La mobilità volontaria interna nei comparti e a livello intercompartimentale e interregionale, le politiche occupazionali e assunzionali, rivedendo i modelli sinora attuati, la previsione dell’ utilizzo di forme nuove di lavoro anche nel pubblico, in alcuni casi già inserite nei precedenti contratti ma scarsamente praticate, il tutto allo scopo precipuo di ringiovanire la Pubblica Amministrazione, potranno essere elementi utili per raggiungere l’ obiettivo finalizzato di un vero e significativo processo di riorganizzazione della stessa PA, a cui far partecipare attivamente le forze sociali anche nell’ambito di una necessaria revisione delle dotazioni organiche delle singole Amministrazioni.
Appare però di tutta evidenza, come al provvedere di un necessario ringiovanimento della PA italiana occorra abbinare il superamento degli attuali blocchi previsti dalla Legge Fornero che, di fatto ed allo stato, limitano fortemente il possibile turn over del personale.

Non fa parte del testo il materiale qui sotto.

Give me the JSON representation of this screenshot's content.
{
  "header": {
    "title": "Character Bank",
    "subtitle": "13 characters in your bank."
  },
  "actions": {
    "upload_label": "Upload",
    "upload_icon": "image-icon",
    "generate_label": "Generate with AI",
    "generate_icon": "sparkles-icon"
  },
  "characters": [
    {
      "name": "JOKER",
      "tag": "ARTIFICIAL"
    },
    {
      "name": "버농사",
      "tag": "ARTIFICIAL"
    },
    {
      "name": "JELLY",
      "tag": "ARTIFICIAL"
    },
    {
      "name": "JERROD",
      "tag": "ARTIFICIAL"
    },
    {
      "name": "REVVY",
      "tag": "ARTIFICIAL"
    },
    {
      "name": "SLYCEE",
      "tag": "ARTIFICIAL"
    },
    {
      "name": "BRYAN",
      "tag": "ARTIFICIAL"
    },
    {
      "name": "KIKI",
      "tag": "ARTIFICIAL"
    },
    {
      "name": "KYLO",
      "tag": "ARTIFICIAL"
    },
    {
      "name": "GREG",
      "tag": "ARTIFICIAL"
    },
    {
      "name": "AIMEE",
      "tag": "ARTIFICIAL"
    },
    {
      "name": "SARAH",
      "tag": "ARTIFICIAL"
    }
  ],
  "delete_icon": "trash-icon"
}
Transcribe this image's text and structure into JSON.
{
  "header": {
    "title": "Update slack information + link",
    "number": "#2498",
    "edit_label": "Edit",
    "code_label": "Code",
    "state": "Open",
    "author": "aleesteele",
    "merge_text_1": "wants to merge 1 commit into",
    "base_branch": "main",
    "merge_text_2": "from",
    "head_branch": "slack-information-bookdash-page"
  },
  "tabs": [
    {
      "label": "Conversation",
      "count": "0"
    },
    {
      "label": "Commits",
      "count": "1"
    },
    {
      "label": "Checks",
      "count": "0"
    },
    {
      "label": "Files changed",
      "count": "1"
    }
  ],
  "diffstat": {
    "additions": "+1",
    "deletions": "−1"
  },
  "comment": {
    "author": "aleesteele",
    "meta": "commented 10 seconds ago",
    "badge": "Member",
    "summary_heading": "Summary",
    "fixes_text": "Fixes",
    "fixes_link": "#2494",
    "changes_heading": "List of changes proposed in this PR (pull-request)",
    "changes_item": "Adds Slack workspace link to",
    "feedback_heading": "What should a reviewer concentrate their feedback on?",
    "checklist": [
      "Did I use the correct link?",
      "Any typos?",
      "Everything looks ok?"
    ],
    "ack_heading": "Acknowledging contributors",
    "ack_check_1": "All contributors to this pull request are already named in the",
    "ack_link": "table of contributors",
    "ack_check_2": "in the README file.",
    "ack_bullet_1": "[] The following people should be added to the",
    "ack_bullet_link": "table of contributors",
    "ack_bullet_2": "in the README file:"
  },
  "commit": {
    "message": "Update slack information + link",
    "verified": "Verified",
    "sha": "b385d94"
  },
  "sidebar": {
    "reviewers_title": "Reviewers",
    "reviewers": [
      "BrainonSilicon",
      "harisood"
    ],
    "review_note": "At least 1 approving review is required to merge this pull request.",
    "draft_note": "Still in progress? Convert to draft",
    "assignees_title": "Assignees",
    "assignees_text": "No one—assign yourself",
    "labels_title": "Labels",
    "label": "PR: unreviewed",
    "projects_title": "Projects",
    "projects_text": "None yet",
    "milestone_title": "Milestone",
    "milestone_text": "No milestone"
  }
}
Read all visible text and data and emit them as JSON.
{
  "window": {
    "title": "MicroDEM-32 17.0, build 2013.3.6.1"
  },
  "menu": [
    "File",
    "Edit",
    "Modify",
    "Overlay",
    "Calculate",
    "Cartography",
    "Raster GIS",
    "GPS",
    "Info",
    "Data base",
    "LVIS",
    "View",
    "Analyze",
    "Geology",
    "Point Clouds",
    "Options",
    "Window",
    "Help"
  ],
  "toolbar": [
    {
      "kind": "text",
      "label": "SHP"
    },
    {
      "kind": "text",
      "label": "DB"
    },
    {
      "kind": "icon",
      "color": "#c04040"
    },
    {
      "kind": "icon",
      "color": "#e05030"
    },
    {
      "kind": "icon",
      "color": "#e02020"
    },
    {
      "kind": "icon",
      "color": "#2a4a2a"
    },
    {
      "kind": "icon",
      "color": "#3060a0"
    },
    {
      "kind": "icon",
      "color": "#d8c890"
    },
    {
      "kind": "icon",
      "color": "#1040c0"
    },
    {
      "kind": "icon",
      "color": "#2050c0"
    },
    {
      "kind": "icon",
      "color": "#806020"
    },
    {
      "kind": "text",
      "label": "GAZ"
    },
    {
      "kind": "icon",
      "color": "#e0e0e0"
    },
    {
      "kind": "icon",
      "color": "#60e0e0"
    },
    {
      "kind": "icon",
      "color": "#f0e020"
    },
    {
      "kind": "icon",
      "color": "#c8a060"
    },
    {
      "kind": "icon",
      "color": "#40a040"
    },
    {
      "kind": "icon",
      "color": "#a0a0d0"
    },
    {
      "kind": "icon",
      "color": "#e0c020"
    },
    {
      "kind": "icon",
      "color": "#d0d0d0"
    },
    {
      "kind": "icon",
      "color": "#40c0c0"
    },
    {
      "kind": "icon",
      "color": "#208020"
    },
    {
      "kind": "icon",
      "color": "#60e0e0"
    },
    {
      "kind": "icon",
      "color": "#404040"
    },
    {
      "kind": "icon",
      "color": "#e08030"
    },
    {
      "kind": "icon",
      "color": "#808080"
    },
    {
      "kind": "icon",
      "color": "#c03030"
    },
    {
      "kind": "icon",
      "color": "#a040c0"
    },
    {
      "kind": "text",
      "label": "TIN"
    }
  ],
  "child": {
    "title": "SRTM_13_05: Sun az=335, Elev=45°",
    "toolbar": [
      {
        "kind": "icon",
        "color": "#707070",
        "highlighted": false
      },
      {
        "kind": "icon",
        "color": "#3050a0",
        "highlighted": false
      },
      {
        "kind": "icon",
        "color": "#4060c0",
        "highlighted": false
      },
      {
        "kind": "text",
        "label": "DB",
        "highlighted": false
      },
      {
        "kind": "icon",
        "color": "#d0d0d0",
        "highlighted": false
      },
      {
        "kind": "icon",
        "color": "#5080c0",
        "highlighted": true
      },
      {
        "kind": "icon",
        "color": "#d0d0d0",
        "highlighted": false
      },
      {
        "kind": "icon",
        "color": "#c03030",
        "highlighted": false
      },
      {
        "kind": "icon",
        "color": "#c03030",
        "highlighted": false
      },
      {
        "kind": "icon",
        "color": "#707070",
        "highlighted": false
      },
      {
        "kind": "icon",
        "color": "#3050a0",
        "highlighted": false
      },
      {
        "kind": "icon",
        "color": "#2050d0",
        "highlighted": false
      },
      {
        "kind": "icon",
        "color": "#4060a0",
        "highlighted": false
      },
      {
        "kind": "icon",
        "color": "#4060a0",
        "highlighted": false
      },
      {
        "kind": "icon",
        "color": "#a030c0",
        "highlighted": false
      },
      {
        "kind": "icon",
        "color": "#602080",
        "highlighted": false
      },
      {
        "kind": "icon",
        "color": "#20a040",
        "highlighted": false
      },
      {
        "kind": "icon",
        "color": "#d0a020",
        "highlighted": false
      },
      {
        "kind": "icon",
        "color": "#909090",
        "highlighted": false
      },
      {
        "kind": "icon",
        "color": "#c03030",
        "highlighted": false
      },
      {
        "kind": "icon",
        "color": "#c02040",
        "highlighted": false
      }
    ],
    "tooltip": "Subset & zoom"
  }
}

La materia della mobilità deve tornare a essere materia contrattuale e non riserva di legge. Il personale della nostra Pubblica Amministrazione è tra i più vecchi d’Europa. Alcune attività sono altamente usuranti e l’ impatto nelle dotazioni organiche è rilevante per offrire servizi di qualità e sicurezza ai cittadini. Tutto ciò pone la necessità di uno svecchiamento del personale. È quanto mai doveroso affrontare il problema e trovare delle soluzioni che consentano al lavoratore di arrivare a termine carriera in salute e consentano all’ Amministrazione di mantenere aperti i servizi.
Conclusioni
Queste sono le nostre prime riflessioni a carattere generale sul contratto come strumento per rilanciare il lavoro e la funzione pubblica, ridare fiato al potere d’ acquisto delle lavoratrici e dei lavoratori, valorizzare le professionalità per offrire servizi migliori e di maggiore qualità, reinternalizzando attività che possono essere svolte con maggiore proficuità e grandi risparmi dalle professionalità interne, coniugando il rispetto dei diritti con l’ esercizio puntuale dei doveri. Tutto ciò dovrà andare di pari passo con le scelte che riteniamo debbano essere assunte dall’ Esecutivo e dal Parlamento in tema di riforma della Pubblica Amministrazione, dei livelli di governo, del rapporto tra legge e contratto.
Ecco perché è necessario riprendere un percorso che tenga conto di queste variabili, seppur con forme e modalità diverse, e che sia però coerente con l’ obiettivo da raggiungere.
I decreti delegati di riforma della PA dovranno tenere conto di queste riflessioni e saranno fondamentali per capire il ruolo riservato alle rappresentanze dei lavoratori pubblici. Se i lavoratori saranno considerati semplici “comparse” e sarà loro riservato solo l’informazione, se continuerà il definanziamento dei contratti e il blocco delle assunzioni, è prevedibile che ogni tentativo di riforma sia destinato al fallimento.